Our standard specification is minimum 10” top diameters and maximum butt diameter of 18”.
When viewing the timber we are looking for:
● The size of the timber. (diameter spec.)
● The straightness of the trees.
● The amount of taper in the trees from butt to top.
● Minimal lower branches on the trees.
● The quantity of the correct specification in the stand.
We will then sort through the stand and mark trees that we want. If we specify Western Red Cedar then will will normally only take the tree from around 12ft up as cedar grows with fluted butts which are difficult to scribe. However, if wanting to create elaborate and gnarly features we might use a few fluted butts.
It is important when building handcrafted cabins that the trees are hand felled. If a harvester is used then it leaves unsightly track marks up the length of the tree when de-limbing. If the agency cannot have the timber hand felled for us then we will go back and fell it ourselves. Once the trees are on the floor, our haulier will bring the trees to our yard where the real work begins…
RULE #1 – Respect the shrinkage!
When building with green timber movement is inevitable. With the correct log building methods in place this will never cause any issues, however if the initial shrinkage and seasonal movement of the building is not taken into account many problems can arise…in the case of doors and windows it may mean that one morning you wake up and can’t get out of your house!
Around doors and windows our tried and tested method is to cut a vertical slot with a chainsaw and set in a piece of 4×2 down the log ends either side of the opening, as shown in the picture above. We then fix the door frame into the door lining, place the unit in the opening and fix through the frame ONLY into the 4×2. Expanding foam is used behind the 4×2 to create a seal.
Because the 4×2 is fixed to the frame and clamped by the logs the logs are free to slide around the frame without causing disruption to the swinging of the door or window.A ‘shrinkage gap’ is also left (75-100mm over the height of a doorway) to allow the logs above the opening to move down towards the frame. This gap is filled either with expanding foam or tightly cut soft foam to create a seal.
Other areas to watch for shrinkage are staircases and vertical posts. We get around this by using Screw Jacks. These are heavy duty threaded bar, welded to a footplate with a moveable steel plate held up by a nut. When the cabin walls shrink, simply adjust the nut to allow the fixed element of the building (stairs or upright post) to follow the shrinkage.
Another cheeky trick – When a stud wall meets a log wall, cut a slot for your wall finish (plasterboard in the example pic) to slide into.
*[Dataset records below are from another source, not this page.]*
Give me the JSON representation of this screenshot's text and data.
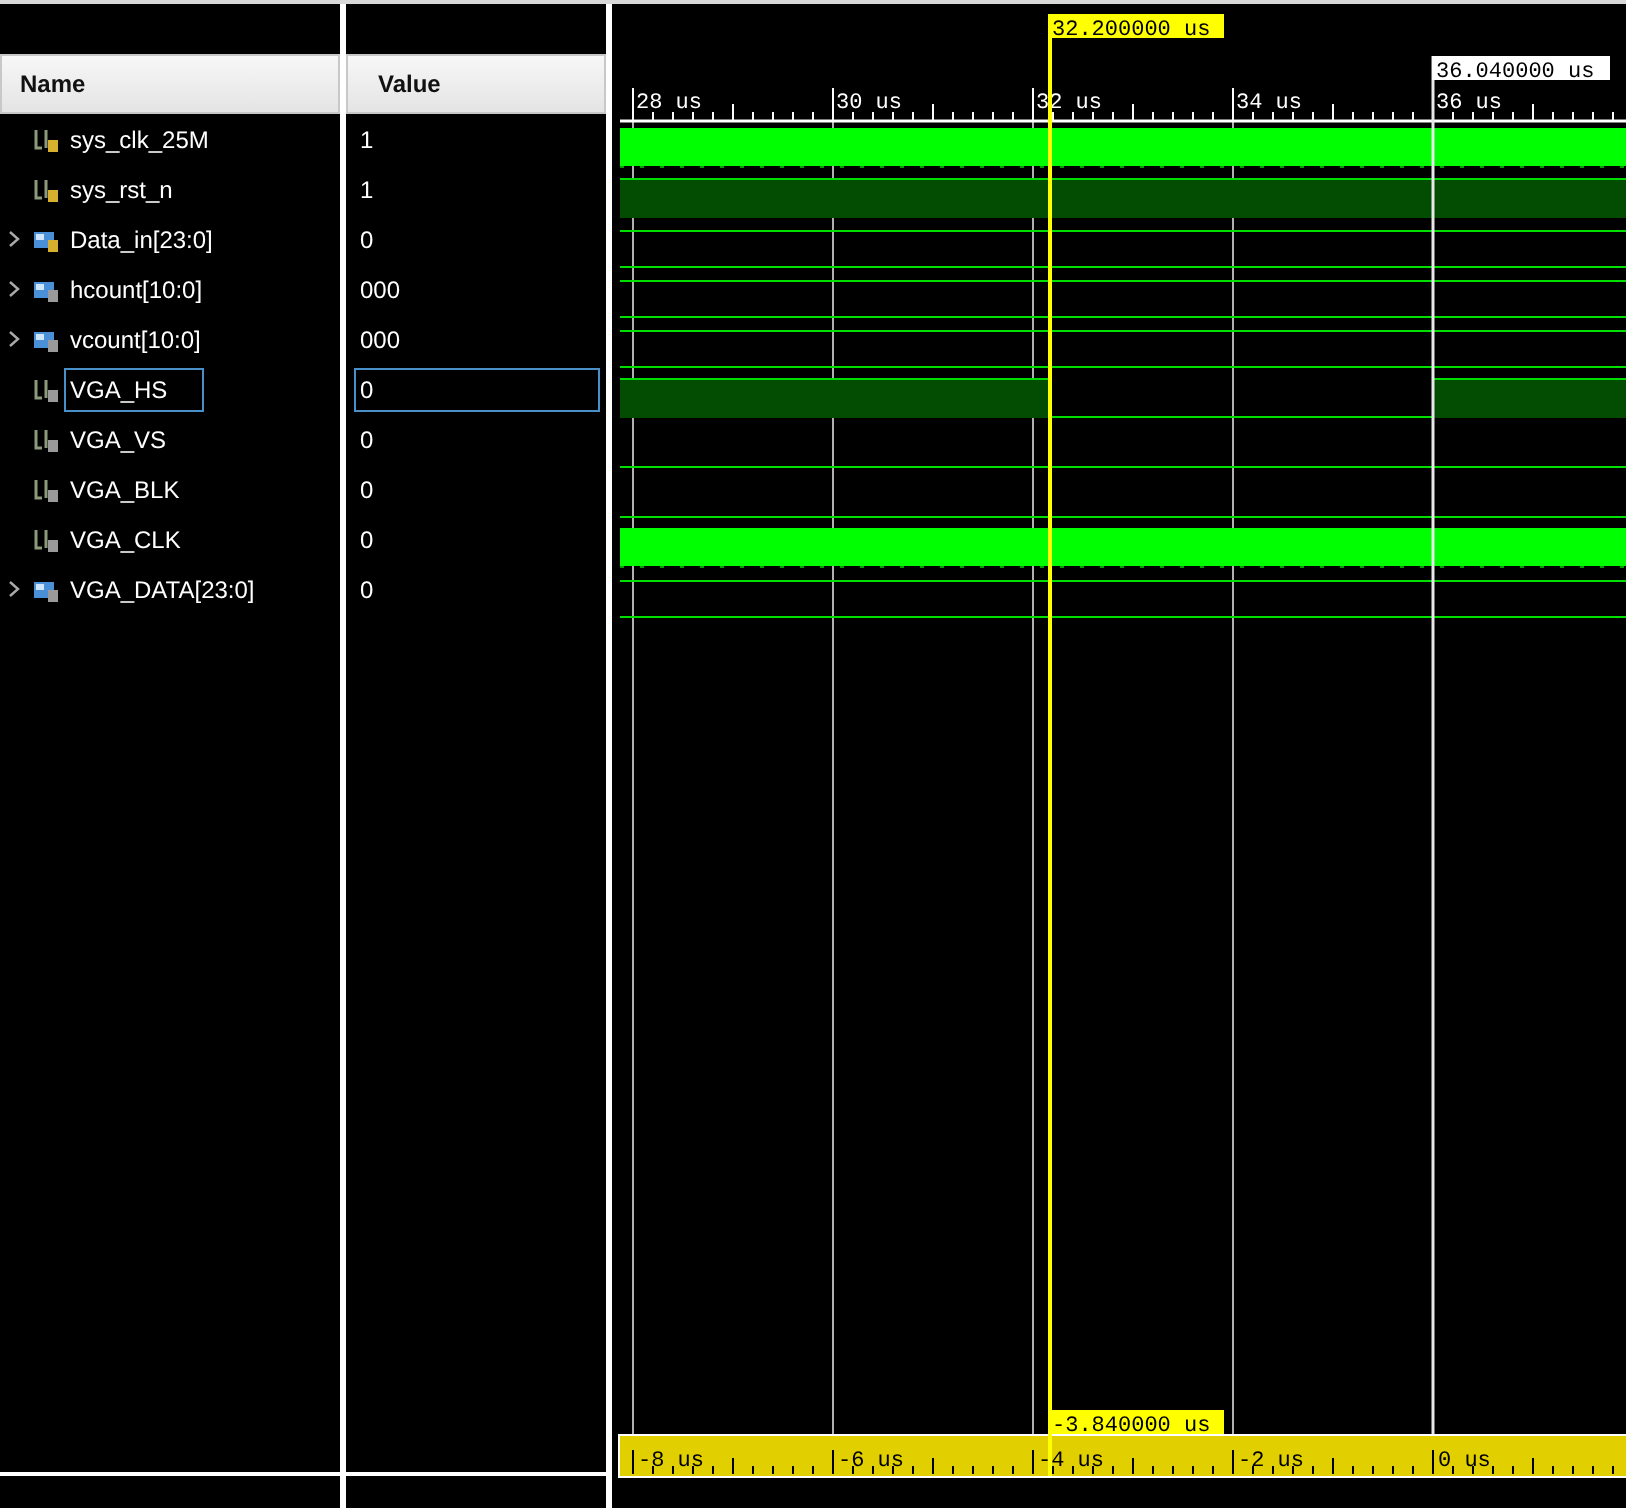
{
  "columns": [
    {
      "label": "Name"
    },
    {
      "label": "Value"
    }
  ],
  "signals": [
    {
      "name": "sys_clk_25M",
      "value": "1",
      "color": "#d8b030",
      "kind": "clock",
      "selected": false
    },
    {
      "name": "sys_rst_n",
      "value": "1",
      "color": "#d8b030",
      "kind": "high",
      "selected": false
    },
    {
      "name": "Data_in[23:0]",
      "value": "0",
      "color": "#d8b030",
      "kind": "bus",
      "expanded": false,
      "selected": false
    },
    {
      "name": "hcount[10:0]",
      "value": "000",
      "color": "#9a9a9a",
      "kind": "bus",
      "expanded": false,
      "selected": false
    },
    {
      "name": "vcount[10:0]",
      "value": "000",
      "color": "#9a9a9a",
      "kind": "bus",
      "expanded": false,
      "selected": false
    },
    {
      "name": "VGA_HS",
      "value": "0",
      "color": "#9a9a9a",
      "kind": "pulse",
      "selected": true
    },
    {
      "name": "VGA_VS",
      "value": "0",
      "color": "#9a9a9a",
      "kind": "low",
      "selected": false
    },
    {
      "name": "VGA_BLK",
      "value": "0",
      "color": "#9a9a9a",
      "kind": "low",
      "selected": false
    },
    {
      "name": "VGA_CLK",
      "value": "0",
      "color": "#9a9a9a",
      "kind": "clock",
      "selected": false
    },
    {
      "name": "VGA_DATA[23:0]",
      "value": "0",
      "color": "#9a9a9a",
      "kind": "bus",
      "expanded": false,
      "selected": false
    }
  ],
  "timeline": {
    "ticks": [
      "28 us",
      "30 us",
      "32 us",
      "34 us",
      "36 us"
    ],
    "cursor_label": "32.200000 us",
    "marker_label": "36.040000 us",
    "delta_label": "-3.840000 us",
    "relative_ticks": [
      "-8 us",
      "-6 us",
      "-4 us",
      "-2 us",
      "0 us"
    ]
  }
}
This is better than scribing a cover strip to the form of the logs because if you do that you have to re-scribe the cover strip successively as the wall shrinks.
It is important to remember that when owning a log home you should keep an eye on the shrinkage and occasionally adjust fitments as required. Adjustments are mainly needed in the first 18 months of the cabin being constructed as the moisture levels in the timber reach an equilibrium with the atmospheric moisture level. We always offer to go back to a project to make these adjustments in the initial drying out period and explain what to watch out for before we leave.
Log building is a tricky business, good job you came to the experts.